Liard Florence

Témoignage de Florence Liard sortie en 2003.
Florence Liard est archéologue et historienne de formation. Elle est spécialisée en archéométrie des céramiques et travaille en ce moment à Bordeaux.
J’ai fait toute ma scolarité à l’Institut Saint-Joseph, entre 1988 et 2003. Je garde d’excellents souvenirs de mon passage à l’ISJC – et ce malgré, il faut l’avouer, quelques plaisanteries un peu douteuses. Je me souviens de l’odeur et la texture du dentifrice généreusement appliqué sur mes cheveux – et ce durant mon sommeil, le/la fourbe ! – lors d’un voyage d’étude à la cité des sciences de la Villette… Un dentifrice à la menthe, marbré de bleu et de blanc, si ma mémoire est bonne.
Ayant choisi l’option sciences-maths, j’ai pu bénéficier d’un excellent enseignement tout au long de ces six années. Je me souviens en particulier de la gentillesse de Madame Fraipont, de la patience de Mr Leveau, des jeux de mots toujours surprenants de Mr Delsemme, de l’humour de Mr Delobbe, de la passion de Mme Brassine pour la biologie… et de l’insistance de Mme Latour à nous enseigner que le chocolat n’est pas considéré comme un produit laitier par les diététiciens !
Tout ce que j’ai appris à l’ISJC m’a beaucoup aidé dans mes études universitaires. Dans le secondaire, j’étais persuadée de vouloir faire des études en sciences : sciences vétérinaires, géologie ou architecture. Je me suis finalement orientée vers l’archéologie et l’histoire, avec une spécialisation en archéométrie des céramiques pour ma thèse de doctorat (soutenue en 2015 à l’Université Catholique de Louvain).
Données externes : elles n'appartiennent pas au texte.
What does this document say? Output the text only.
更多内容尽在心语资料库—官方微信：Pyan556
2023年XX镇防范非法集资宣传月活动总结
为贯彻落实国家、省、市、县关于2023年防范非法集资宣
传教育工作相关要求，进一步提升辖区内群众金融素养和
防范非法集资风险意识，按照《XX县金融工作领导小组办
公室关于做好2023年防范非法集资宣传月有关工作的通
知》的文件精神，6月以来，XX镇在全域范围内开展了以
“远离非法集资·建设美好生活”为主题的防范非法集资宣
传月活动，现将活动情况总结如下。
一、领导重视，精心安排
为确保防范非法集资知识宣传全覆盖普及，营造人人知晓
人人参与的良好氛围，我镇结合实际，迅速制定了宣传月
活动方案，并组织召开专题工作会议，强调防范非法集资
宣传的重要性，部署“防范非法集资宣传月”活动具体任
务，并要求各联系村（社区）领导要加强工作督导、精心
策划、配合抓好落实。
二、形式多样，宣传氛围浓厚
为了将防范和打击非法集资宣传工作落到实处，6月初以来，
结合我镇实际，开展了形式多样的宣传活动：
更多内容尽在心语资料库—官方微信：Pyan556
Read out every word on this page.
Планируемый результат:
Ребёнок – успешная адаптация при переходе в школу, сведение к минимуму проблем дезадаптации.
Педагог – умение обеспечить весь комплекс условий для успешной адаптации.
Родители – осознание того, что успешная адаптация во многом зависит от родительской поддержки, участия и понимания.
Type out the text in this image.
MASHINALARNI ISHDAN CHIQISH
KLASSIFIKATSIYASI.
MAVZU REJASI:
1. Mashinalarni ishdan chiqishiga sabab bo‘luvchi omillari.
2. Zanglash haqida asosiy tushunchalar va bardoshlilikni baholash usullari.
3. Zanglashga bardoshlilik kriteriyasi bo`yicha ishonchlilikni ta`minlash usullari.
J’ai ainsi pu combiner mes deux passions pour les sciences appliquées et le passé de l’Homme. Une aventure chaque jour nouvelle, qui m’a menée au cours des dix dernières années à travailler en Grèce et en Crète, à Rome, à Venise et à Bordeaux, et à explorer un petit bout de la Turquie, de la Californie, de la Catalogne et de l’Ontario à l’occasion de différents séjours de recherche et conférences. En citant ces lieux, je réalise que l’on pourrait croire que je travaille dans la viticulture… Ce qui m’amène à me remémorer l’étonnement non dissimulé de Madame Brassine lorsque, en pleine rédaction de mon Travail de Fin d’Etudes sur l’« Agriculture Biologique », je lui avoué mon souhait de m’orienter vers l’archéologie…: « L’archéologie ! Mais pourquoi un TFE sur l’agriculture biologique, alors ?! ». Seize ans plus tard, je peux enfin lui donner une réponse ! Sans doute parce que je cherchais confusément à étudier les différentes richesses que recèle la terre (cela dit, je me demande s’il y a bien un fil conducteur dans ce paragraphe…).
Mais quoi qu’il en soit, je suis sûre que Mme Brassine me pardonnera, puis d’ici le 20 septembre je suis pratiquement certaine de trouver des arguments percutants. Je serai très heureuse d’être présente aux retrouvailles. J’espère revoir de nombreux anciens et professeurs auxquels j’ai souvent pensé au cours des dernières années. Je me réjouis de pouvoir demander leurs nouvelles, et de partager un bon moment de convivialité à nous remémorer « le bon vieux temps ».